Ballot initiatives and resolutions

Since the U.S. Supreme Court ruling in 2010's Citizens United v. FEC, grassroots organizations have helped 20 states and over 800 cities and towns to pass resolutions calling on Congress to propose a 28th Amendment to overturn that ruling.  Voters in Montana, Colorado, California, and Washington have passed resolutions by voter instruction or ballot initiative with significant cross-partisan support.

Since its launch in 2016, American Promise has engaged in statewide efforts in Wyoming and Massachusetts to put initiatives on the ballot in 2018.

28th Amendment Pledge

The American Promise Candidate Pledge asks local, state and federal candidates and elected officials to pledge to use their office to advance the 28th Amendment to secure fair and free elections by limiting the amount of money spent to influence elections.

Ready to ratify
In states that have passed voter instructions or ballot initiatives calling on Congress to pass the 28th Amendment, American Promise works with citizens to prepare their state for the ratification of the 28th Amendment.
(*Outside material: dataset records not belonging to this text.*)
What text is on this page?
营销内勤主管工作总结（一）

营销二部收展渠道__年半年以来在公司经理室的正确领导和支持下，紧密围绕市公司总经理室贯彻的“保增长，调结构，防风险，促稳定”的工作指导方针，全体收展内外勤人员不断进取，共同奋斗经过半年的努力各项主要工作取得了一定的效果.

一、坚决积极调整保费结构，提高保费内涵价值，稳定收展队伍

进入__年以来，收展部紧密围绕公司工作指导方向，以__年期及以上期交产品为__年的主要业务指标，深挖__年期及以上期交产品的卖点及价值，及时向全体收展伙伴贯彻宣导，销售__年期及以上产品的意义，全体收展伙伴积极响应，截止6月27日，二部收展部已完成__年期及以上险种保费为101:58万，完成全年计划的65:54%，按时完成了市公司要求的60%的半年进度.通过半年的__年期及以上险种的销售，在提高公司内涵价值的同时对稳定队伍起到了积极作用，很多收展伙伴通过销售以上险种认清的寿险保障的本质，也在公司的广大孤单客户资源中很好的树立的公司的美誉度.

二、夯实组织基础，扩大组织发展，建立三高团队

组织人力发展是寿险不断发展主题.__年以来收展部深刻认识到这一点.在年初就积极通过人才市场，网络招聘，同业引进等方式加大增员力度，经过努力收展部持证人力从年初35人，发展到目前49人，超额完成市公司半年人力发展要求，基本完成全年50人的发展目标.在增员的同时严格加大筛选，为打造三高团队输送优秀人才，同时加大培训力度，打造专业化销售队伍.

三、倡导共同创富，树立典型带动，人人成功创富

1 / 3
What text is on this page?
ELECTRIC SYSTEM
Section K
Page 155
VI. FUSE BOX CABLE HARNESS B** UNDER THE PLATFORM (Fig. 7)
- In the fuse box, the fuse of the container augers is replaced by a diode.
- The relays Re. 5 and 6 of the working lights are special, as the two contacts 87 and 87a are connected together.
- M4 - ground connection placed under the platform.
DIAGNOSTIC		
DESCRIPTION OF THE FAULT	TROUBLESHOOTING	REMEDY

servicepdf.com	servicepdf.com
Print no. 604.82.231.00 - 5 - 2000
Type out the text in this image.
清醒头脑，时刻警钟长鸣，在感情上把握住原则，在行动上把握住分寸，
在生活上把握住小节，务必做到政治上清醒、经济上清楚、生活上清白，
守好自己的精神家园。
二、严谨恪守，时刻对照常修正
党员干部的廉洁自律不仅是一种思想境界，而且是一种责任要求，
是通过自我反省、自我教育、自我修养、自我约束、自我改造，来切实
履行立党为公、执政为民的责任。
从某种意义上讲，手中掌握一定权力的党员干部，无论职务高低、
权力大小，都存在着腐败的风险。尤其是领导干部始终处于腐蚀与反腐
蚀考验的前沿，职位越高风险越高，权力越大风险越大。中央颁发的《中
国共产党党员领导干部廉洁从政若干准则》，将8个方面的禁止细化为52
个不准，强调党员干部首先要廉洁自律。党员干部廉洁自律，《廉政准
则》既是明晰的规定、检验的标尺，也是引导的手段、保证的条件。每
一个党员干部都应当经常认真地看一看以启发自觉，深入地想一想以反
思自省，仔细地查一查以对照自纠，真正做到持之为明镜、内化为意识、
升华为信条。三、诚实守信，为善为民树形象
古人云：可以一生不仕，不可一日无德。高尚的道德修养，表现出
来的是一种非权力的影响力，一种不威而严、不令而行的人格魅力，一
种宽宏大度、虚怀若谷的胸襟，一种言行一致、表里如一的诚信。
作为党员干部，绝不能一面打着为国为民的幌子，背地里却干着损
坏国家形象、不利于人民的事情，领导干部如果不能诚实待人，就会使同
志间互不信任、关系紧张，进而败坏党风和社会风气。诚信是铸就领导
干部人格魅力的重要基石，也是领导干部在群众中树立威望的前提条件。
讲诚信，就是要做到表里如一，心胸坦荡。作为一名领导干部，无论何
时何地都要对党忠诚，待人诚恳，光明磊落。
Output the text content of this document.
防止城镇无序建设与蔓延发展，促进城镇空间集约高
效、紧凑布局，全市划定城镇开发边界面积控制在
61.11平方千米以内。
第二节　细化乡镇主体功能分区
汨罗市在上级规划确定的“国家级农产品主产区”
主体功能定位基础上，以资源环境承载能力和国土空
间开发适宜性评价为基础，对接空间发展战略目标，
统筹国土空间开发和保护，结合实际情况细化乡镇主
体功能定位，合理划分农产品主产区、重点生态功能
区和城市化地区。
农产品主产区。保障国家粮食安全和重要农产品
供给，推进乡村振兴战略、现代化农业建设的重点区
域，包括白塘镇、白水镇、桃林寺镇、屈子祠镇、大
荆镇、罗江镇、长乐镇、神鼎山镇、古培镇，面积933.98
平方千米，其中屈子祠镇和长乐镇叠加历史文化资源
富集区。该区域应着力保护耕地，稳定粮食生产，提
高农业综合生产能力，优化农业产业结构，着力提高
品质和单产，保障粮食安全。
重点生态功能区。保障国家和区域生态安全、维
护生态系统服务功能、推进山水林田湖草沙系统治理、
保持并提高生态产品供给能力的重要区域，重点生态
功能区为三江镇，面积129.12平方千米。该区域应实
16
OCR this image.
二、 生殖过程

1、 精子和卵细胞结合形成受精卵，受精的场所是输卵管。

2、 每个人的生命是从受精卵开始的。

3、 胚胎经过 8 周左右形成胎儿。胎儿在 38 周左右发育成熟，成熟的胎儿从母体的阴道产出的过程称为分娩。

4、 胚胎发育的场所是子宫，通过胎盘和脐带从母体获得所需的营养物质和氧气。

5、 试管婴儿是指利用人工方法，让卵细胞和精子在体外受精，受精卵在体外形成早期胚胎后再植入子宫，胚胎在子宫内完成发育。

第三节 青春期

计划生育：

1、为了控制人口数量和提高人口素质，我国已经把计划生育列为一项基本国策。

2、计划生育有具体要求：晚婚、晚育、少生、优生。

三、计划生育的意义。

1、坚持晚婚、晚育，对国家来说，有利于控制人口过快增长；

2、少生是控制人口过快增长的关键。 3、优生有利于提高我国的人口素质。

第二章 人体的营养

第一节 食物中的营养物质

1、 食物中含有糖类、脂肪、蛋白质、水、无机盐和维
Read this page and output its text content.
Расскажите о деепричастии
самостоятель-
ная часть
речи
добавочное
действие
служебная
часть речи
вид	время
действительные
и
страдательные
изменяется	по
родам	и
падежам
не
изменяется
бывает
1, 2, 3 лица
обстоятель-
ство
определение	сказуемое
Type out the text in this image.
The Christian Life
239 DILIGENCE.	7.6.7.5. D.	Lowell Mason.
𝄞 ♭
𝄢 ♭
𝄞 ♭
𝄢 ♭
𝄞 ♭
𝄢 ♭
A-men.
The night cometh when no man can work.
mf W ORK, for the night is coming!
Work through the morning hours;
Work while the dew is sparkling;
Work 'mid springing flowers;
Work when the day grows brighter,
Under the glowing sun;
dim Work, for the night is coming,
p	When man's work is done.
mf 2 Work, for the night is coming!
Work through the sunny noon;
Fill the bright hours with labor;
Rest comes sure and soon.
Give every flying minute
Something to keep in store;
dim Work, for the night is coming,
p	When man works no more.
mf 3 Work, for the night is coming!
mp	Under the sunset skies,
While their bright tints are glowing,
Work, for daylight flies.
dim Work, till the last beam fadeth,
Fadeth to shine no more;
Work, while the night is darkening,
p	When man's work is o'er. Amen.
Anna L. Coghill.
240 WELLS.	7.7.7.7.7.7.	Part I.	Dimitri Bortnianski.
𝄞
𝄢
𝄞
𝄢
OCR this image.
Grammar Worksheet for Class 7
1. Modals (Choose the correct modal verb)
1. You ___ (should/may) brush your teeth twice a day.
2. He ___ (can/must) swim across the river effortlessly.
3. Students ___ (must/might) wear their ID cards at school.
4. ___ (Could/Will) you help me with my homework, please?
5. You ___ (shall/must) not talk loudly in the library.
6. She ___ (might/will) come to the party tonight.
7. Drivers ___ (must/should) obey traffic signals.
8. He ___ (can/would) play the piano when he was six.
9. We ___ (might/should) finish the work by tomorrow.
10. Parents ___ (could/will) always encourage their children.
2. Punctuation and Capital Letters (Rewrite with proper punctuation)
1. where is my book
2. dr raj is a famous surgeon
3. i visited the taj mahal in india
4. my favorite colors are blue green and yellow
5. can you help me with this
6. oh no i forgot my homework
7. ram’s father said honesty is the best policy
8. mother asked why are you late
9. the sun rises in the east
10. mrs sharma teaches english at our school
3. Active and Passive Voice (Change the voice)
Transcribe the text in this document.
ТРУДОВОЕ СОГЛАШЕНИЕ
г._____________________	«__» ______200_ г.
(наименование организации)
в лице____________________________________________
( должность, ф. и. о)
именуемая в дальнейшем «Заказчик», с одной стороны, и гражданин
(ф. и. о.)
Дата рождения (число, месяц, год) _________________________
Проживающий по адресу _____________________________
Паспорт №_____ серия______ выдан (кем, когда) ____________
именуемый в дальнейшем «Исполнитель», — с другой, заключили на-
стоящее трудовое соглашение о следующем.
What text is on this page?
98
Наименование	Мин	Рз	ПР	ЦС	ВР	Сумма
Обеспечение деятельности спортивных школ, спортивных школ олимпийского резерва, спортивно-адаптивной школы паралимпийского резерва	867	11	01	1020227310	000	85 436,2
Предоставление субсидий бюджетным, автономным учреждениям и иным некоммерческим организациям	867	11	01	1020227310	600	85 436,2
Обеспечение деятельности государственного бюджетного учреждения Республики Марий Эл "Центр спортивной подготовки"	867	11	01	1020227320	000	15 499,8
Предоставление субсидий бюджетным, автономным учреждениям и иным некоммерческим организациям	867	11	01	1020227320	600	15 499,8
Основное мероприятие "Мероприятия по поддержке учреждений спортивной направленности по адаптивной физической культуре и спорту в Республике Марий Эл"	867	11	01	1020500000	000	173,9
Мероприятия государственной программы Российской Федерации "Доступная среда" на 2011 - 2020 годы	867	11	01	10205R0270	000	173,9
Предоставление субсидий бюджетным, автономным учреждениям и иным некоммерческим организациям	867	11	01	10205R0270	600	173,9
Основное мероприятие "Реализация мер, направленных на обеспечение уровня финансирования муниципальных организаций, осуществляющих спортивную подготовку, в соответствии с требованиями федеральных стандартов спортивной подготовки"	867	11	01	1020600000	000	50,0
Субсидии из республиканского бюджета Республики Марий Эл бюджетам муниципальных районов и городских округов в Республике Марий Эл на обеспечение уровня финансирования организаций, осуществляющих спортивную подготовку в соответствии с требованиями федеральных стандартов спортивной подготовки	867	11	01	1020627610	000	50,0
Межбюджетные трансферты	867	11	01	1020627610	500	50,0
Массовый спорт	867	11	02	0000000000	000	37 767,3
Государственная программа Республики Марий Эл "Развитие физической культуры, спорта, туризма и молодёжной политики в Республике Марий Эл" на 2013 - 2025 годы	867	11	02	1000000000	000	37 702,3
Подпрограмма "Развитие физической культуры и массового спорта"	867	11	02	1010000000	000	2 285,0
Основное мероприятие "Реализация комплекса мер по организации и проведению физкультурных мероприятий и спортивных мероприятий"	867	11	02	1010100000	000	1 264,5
In states like Colorado, Montana, California, and Washington, they are working to pass local resolutions asking their elected officials to follow the will of the voters.  In Massachusetts, a local affiliate group called People Govern, Not Money is leading an all-volunteer effort to place an initiative of the 2018 ballot that would ask voters to create a volunteer 15 member cross-partisan citizens commission that would be tasked with advancing policies to amend the U.S. Constitution to overturn the U.S. Supreme Court's ruling in Citizens United v. FEC.

National Citizenship Leadership Conference

In 2016, hundreds of people from across the country traveled to Washington, D.C. for the first annual National Citizen Leadership Conference.  The keynote speakers included Former Representative Jim Leach, Former Representative Donna Edwards, and Former State Senator Nina Turner.  At the Conference, American Promise gave out four Congressional Leadership Awards and four Citizen Leadership Awards.

Congressional Leadership Awards
The Congressional Leadership Awards recognize leaders in Congress who are committed to building cross-partisan alliances to advance a 28th Amendment to the Constitution to overturn Citizens United v. FEC 
Recipients of the first annual Congressional Leadership Award include: 
 retired Congressman Jim Leach (R-IA)
 Congresswoman Donna Edwards (D-MD)
 Congressman Walter Jones (R-NC)
 Congressman Jim McGovern (D-MA)

Advisory council

American Promise's cross-partisan advisory council includes Doris Kearns Goodwin, former state senator Nina Turner, John Pudner, Ben Cohen, Donnel Baird, Judy Wicks, former Congressman Jim Leach, Justice James C. Nelson, Matt Patsky, former governor of Massachusetts Michael Dukakis, former senator Alan Simpson, Kahlil Byrd, Rev. Dr. Katharine Henderson, Ella McGrail, Joe Kearns Goodwin, Robert Monks, Jack Doty, Tamara Piety, and Professor John Coates.